One of the most active prospectors and mine operators in the extensive zinc-mining district of southwest Missouri is a woman, Mrs. Sarah Matlock. There is much activity in the Wentworth district, where her interests are located, and she is carrying on operations on a big scale. One of her many mining properties comprises one hundred and sixty acres. The biggest mine in that district is owned by her. Much of her land is subleased.

Indian Given State Office.

Oliver la Mere, of the town of Winnebago, Neb., is the first Indian to hold an appointment under the Nebraska State government. He has been appointed dairy inspector by Food Commissioner C. E. Harman, a department of which Governor Morehead is the chief.

Mr. la Mere is not an expert dairyman, but is a farmer, and has had considerable experience with dairy cattle and dairy products.

He is thirty-six years of age and has a wife and seven children.
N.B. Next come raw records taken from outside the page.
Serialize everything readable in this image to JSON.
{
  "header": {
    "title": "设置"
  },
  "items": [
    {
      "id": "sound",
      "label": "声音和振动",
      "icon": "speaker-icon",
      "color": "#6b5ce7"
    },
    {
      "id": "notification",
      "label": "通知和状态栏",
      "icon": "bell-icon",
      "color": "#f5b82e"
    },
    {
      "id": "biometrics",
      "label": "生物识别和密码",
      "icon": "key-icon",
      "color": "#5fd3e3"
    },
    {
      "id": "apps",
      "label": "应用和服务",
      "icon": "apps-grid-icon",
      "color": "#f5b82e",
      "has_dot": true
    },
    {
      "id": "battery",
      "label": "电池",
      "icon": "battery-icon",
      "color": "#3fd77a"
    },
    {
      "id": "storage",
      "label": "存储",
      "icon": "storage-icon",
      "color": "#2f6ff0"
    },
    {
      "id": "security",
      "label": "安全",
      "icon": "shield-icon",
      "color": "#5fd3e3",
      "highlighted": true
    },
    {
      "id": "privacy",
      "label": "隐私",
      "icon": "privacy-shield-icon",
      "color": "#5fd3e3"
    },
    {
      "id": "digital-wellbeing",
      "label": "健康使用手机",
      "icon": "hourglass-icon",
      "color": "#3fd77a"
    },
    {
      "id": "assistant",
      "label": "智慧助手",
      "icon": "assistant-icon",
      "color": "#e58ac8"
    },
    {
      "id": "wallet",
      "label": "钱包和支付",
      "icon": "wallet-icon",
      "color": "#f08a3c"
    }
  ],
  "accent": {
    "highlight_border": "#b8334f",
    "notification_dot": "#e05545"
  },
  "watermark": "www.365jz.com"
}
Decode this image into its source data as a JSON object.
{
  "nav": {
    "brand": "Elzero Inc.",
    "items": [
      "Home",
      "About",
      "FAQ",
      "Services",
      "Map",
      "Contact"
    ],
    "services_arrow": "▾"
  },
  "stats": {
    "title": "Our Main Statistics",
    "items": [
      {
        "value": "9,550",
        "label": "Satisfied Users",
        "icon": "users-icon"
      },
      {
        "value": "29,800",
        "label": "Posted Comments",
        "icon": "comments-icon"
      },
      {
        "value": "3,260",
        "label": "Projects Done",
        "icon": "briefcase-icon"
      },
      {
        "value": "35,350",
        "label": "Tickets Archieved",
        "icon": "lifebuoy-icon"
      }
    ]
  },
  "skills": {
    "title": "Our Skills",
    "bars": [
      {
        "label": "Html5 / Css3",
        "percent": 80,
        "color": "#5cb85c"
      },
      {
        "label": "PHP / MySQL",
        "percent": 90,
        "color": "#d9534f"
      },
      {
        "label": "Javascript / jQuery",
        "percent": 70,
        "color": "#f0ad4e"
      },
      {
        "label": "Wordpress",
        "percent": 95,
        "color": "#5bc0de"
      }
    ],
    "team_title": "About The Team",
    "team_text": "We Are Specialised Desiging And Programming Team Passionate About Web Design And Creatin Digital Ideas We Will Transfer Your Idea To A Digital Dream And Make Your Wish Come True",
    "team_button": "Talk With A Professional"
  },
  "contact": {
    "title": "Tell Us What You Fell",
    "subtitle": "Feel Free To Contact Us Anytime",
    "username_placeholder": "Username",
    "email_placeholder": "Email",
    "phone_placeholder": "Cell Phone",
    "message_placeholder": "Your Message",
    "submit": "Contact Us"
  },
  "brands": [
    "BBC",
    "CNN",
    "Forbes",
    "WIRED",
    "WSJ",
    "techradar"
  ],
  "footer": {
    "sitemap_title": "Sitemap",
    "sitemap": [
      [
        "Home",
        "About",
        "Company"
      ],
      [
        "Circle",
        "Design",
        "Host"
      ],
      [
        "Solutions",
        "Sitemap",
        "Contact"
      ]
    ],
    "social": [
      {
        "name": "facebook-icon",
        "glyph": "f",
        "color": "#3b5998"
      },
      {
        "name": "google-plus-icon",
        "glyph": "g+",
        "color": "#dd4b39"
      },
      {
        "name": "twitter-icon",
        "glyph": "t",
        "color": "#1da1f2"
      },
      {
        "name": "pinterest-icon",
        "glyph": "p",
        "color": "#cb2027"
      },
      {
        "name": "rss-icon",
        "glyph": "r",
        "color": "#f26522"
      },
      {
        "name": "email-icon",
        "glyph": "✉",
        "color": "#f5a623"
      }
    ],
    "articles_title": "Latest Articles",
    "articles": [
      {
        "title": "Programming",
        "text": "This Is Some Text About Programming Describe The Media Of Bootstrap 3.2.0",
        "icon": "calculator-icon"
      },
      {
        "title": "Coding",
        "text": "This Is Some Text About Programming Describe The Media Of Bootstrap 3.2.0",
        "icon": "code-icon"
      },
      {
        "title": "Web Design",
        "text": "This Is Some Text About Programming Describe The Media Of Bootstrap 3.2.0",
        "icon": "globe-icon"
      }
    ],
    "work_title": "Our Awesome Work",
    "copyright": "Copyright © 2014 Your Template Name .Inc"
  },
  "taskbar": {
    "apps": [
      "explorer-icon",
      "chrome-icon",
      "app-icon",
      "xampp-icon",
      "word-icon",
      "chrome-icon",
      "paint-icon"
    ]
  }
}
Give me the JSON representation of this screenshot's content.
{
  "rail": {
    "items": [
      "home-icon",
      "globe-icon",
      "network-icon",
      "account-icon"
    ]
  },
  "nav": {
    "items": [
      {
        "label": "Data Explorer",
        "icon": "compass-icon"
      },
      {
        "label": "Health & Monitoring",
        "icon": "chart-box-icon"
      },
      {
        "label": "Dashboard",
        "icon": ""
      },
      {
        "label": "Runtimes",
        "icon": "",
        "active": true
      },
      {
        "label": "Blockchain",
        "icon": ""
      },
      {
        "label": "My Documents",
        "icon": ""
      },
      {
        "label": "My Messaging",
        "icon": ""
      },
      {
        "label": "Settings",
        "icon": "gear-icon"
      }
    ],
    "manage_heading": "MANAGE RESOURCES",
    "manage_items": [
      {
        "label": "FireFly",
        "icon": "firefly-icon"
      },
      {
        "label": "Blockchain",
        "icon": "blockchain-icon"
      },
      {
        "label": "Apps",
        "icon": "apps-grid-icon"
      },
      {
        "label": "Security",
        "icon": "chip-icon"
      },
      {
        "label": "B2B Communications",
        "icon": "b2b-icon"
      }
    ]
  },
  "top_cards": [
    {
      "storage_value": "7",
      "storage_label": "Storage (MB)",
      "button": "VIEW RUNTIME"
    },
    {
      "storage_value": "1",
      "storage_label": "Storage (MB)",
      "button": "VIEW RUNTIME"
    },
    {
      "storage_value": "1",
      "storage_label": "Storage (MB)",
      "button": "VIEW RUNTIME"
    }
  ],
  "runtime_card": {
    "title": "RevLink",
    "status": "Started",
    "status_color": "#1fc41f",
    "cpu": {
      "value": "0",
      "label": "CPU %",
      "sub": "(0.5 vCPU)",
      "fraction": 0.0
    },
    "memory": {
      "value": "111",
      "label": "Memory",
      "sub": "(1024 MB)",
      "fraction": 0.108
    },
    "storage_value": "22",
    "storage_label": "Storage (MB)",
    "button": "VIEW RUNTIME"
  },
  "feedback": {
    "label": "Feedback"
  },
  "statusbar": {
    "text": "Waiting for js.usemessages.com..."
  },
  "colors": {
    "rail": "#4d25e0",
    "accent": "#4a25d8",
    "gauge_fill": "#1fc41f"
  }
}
He attended the Indian school at Genoa, Neb., three years and attended school at Carlisle, Pa., in the year 1902. While he was a student there during that year he played center on the famous Indian football team. He then weighed two hundred and five pounds. He has written some newspaper articles on Indian clan organizations and Indian burial customs, and has coöperated with the government in anthropological research.

Lightning-rod Dispute is Officially Settled.

A few days ago a lightning-rod salesman near Bloomington, Ill., was struck by lightning and seriously injured. Notwithstanding the fact that the unfortunate salesman could not be expected to have his person and rig fitted out with a system of his alleged lightning catchers, extending far above his head and continually plowing into the roadway, as he made his tours of the country, still, the incident again revived the oft-discussed question as to the efficacy of the wares that constituted his stock in trade—the great American lightning rod—the mysterious economic discovery that has caused thousands of American farmers the loss of so much sleep and so many dollars in coin of the realm.

Ever since Ben Franklin designed the lightning rod as a means of protecting structures from lightning stroke, there has been periodically raised the question of the efficiency of these rods as a means of warding off the[Pg 65] bolts from the heavens. Men of eminence in the electrical world have been found arrayed on both sides of the question, and in order to arrive at some well-founded conclusion, the subject was taken up by the weather department.

The investigation was conducted by Professor J. Warren Smith, who addressed an open letter to the mutual fire-insurance companies throughout the country, especially those in the rural districts, asking for any information which these organizations might have which might throw some light on the subject. The value of the rods was undoubtedly attested to in the answers, and Benjamin Franklin has received full vindication.

In two recent years two hundred mutual companies doing a business of fully $300,000,000 had 1,845 buildings struck by lightning. Of this number only sixty-seven were equipped with lightning rods. So far as could be learned, about thirty-one per cent of the buildings insured by these companies were rodded; hence, if the rods had furnished no protection, the number of rodded buildings struck should have been five hundred and seventy-two instead of sixty-seven.